Одно из таких писем случайно нашла Лена на столе, когда Быков обходил на рассвете аэродром.
Быков вошел в комнату осторожными, тихими шагами: думал, что жена спит. Тяжело было ему увидеть слезы Лены, и, остановившись на пороге, он внимательно смотрел на неё усталыми, красными от бессонницы глазами и никак не мог решить, что следует сказать теперь.
Лена почувствовала его растерянный, печальный взгляд и обернулась.
– Петя, – сказала она сквозь слезы, – я прочла твое письмо. Если бы ты знал, как это ужасно.
Она не могла говорить, – голос её дрожал, обрывался, судорога рыдания сводила лицо, – и, плача, она бросилась на шею Быкова.
– Умер, – повторяла она, кричала, как казалось ей, а на самом деле твердила слабым, еле слышным шепотом: – убит, может быть, на куски растерзан озверевшими врагами и, подумай, еще опозорен после смерти!
– Ты же читала! – отвечал Быков, прижимая её к себе и тихонько проводя руками по её плечам. – Ты же читала мое письмо! Я ни одному слову плохому о Глебе не верю. Я жизнью готов за него ответить. Без слова стану под расстрел, если ошибся. Но я не верю, не верю…
* * *
После этого объяснения обоим стало легче, и теперь Быков не только не таил от Лены своих огорчений, но каждую минуту старался провести вместе с нею, чтобы снова обсудить события недавних дней и поговорить о предстоящих испытаниях.
Они решили не писать пока о случившемся в Петроград, отцу Лены и Глеба. Написать о страшной провокации Васильева было невозможно, а сообщить о смерти Глеба сил не было – оставалась подсознательная вера в то, что Глеб жив и неожиданно вернется.
Тентенников сильно сдал, посерел как-то, мешки под глазами набрякли. Он шумно вздыхал и постоянно настраивал Быкова и Лену на печальный лад.
– Трудное наше житье, – говорил Тентенников в такие минуты. – Как вспомню сейчас, что доводилось обижать Глеба и подсмеиваться над ним в давние годы, так, поверишь ли, слезы сразу начинают душить… Не сразу я понял его, не сразу узнал золотое его сердце… Но верю: отыщется след Глеба, встретимся еще с ним, расцелуемся по-братски…
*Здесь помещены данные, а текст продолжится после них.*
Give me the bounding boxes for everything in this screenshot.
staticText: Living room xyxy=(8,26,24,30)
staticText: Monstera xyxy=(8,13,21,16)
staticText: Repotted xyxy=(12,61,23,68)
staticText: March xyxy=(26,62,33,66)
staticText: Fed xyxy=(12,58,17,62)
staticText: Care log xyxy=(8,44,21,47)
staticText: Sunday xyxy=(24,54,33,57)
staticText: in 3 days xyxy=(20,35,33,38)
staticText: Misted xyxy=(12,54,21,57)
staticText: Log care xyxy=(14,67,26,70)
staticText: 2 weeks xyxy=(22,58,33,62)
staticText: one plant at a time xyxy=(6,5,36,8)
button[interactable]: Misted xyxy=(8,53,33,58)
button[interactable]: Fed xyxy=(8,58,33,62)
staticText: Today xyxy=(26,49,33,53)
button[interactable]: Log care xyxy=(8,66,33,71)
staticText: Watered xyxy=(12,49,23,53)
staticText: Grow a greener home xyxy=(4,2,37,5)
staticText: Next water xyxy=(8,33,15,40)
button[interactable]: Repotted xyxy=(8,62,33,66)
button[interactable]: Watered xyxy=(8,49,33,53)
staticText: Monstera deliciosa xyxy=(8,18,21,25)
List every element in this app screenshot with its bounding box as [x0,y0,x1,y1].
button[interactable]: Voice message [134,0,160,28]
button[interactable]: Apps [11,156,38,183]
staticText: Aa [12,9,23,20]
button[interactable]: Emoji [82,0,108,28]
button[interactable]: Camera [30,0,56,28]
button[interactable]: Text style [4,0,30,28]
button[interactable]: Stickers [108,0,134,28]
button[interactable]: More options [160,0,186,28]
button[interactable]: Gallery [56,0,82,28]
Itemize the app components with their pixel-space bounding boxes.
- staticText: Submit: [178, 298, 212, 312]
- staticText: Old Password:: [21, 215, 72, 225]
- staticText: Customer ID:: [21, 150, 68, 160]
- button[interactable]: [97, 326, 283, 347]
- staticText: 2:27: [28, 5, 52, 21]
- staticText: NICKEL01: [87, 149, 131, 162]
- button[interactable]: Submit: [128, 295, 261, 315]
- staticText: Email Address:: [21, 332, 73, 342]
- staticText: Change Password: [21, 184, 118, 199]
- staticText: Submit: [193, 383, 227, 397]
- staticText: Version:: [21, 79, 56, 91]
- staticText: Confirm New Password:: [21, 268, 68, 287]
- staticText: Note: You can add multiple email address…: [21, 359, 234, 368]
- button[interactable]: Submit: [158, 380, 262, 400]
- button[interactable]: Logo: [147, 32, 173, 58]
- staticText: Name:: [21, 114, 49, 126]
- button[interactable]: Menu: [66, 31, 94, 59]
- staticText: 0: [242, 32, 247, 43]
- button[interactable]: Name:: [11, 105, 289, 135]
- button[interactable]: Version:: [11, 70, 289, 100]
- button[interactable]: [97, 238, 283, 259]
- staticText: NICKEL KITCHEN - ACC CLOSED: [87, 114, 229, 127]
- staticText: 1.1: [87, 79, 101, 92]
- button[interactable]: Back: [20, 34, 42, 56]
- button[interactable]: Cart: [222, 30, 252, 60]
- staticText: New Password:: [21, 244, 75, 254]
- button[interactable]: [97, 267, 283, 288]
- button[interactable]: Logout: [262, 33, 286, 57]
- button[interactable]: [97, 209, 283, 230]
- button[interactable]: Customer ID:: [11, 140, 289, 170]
И не было дня, когда не ждали бы они весточки о судьбе Глеба. Но тем временем в Эмске произошли новые события, изменившие распорядок привычной жизни отряда.
Две недели уже не было полетов, и со дня на день ожидал Быков приказа о переезде на новое место. Но напрасно он слал телеграмму за телеграммой в штабы армии и фронта. Никто не отвечал, словно забыло начальство об эмском отряде. И Быков злился, слушая рассуждения Тентенникова, утверждавшего, что отныне им предстоит стать караульной командой при самолетах.
Мотористы обленились, спали целыми днями в ангарах, а после обеда, наскоро побрившись и попрыскавшись одеколоном, отправлялись на свидания в городской сад. К вечеру они возвращались и обязательно приносили какие-нибудь новости. Новости эти они не решались рассказывать командиру отряда, но с Тентенниковым делились городскими сплетнями. За вечерним чаем Тентенников рассказывал обыкновенно об эмских происшествиях и случаях Быкову и Лене.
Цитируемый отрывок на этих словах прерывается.